To answer this question you need to answer several other questions, like which focal length you need, which the maximum aperture, or the fastest focusing, or the sharpest image, or the softest bokeh...  You also need to know the size of the sensor or your camera because the focal length may change: to make a focal length of 50mmm on 35film (or full sensor) equivalent on APS-C sensor (which is smaller) you need a 35mm while you need a 25mm for the micro 4/3 (even smaller) or a 80mm for a medium format (bigger than 35mm). The best advise is to choose your camera lens according to what you photograph and to your photographic style. But you have to know about lenses to be able to make the right choice. So let's have a look at them!

Standard lenses. When a lens has a focal depth in the range between 35mm and 70mm it is called standard lens because it resembles the way the human eye sees things (about 50mm on a 35mm film): subjects will have the same size and the same proportions as seen trough the eyes. They are general purpose lenses, ideal for the kind of shots people normally take. This is the range that the kit zoom lenses supplied with the camera cover: these are very cheap lenses that do their job but the quality is quite poor; so, if you want to get any serious about photography, change them!

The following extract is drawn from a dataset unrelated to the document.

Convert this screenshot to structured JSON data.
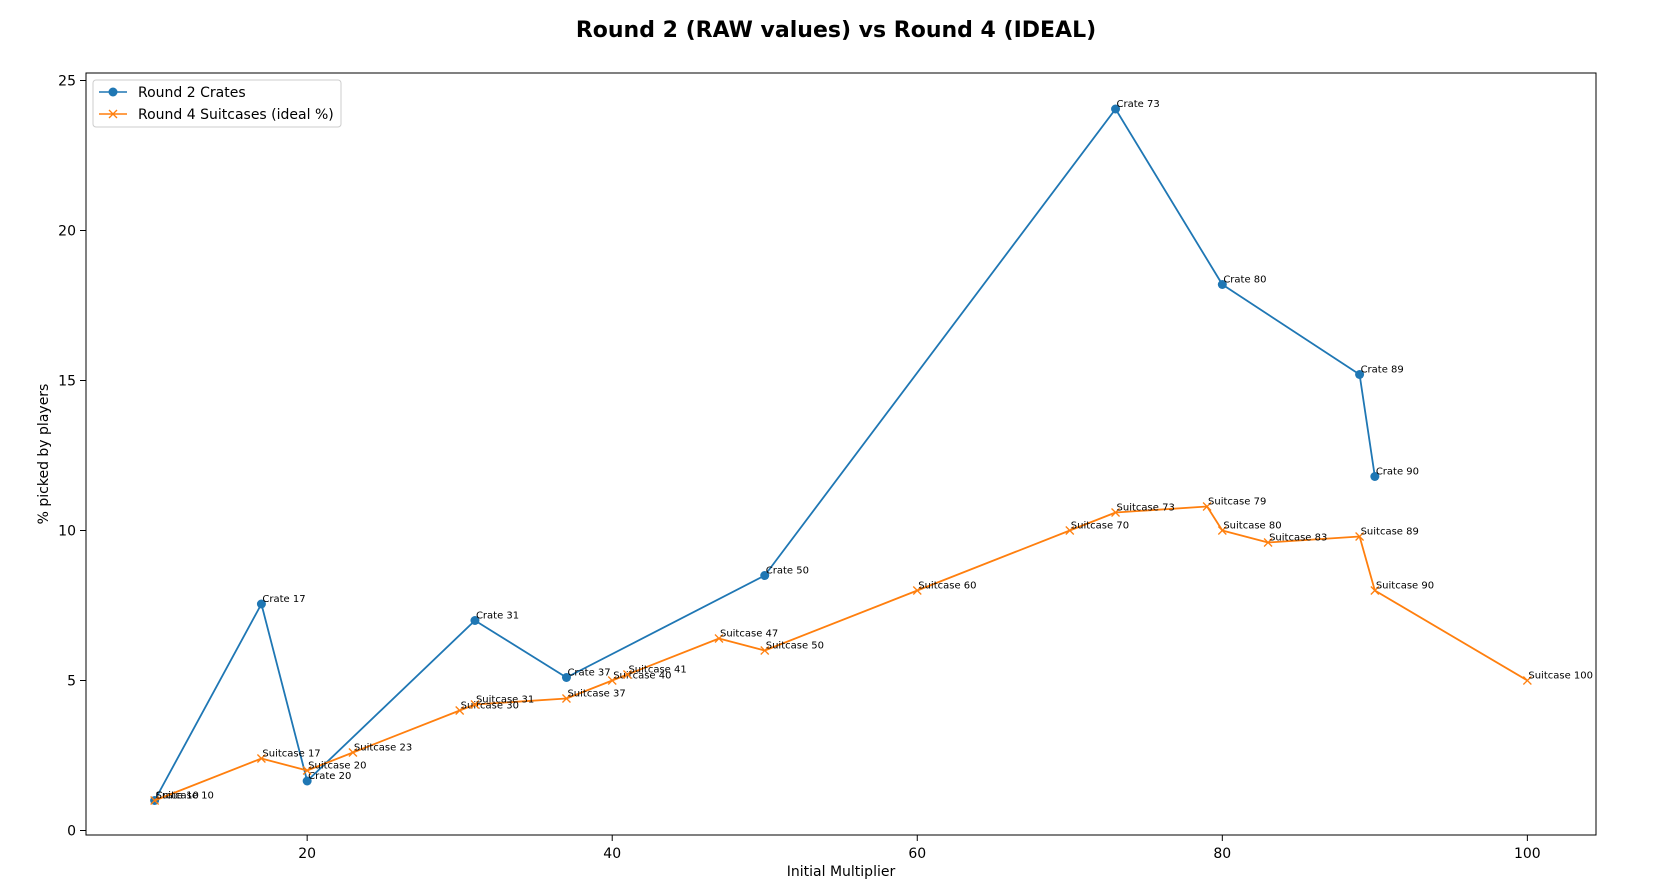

Wide-angle lenses. When a lens has a focal length minor than 35mm it is considered a wide-angle. Most people say that they use these lenses to fit the scene in the shot when they can't move further away: don't listen to them! This use is very reductive for a wide angle lens; photographers use it for the opposite reason: to get closer to the subject (street photographers make great use of these lenses). The wider vision and the really close minimum focus distance are characteristics that play in favour of creativity. Wide-angle lenses exaggerates the relative proportion of objects at different distance, making the closer one appear bigger; this emphasizes objects in the foreground but can turn a portrait in a caricature.  Line and curves are exaggerated too due to the barrel distortion; photographing converging lines can be tricky (you should always aim to the horizon to avoid them or correcting them with an edition software if you don't have a tilt-shift lens). One more thing to take care of while shooting with wide-angle lenses is the light changes throughout the image due to wide portion of the scene in the frame, both horizontally (this variation can be corrected with GDN filter or bracketing for HDR) and vertically attention to the position of the light source is needed: the closer the light source is to the frame, the whiter will be the image (think of a clear sky, with the sun out of frame, which turns from deep blue to white).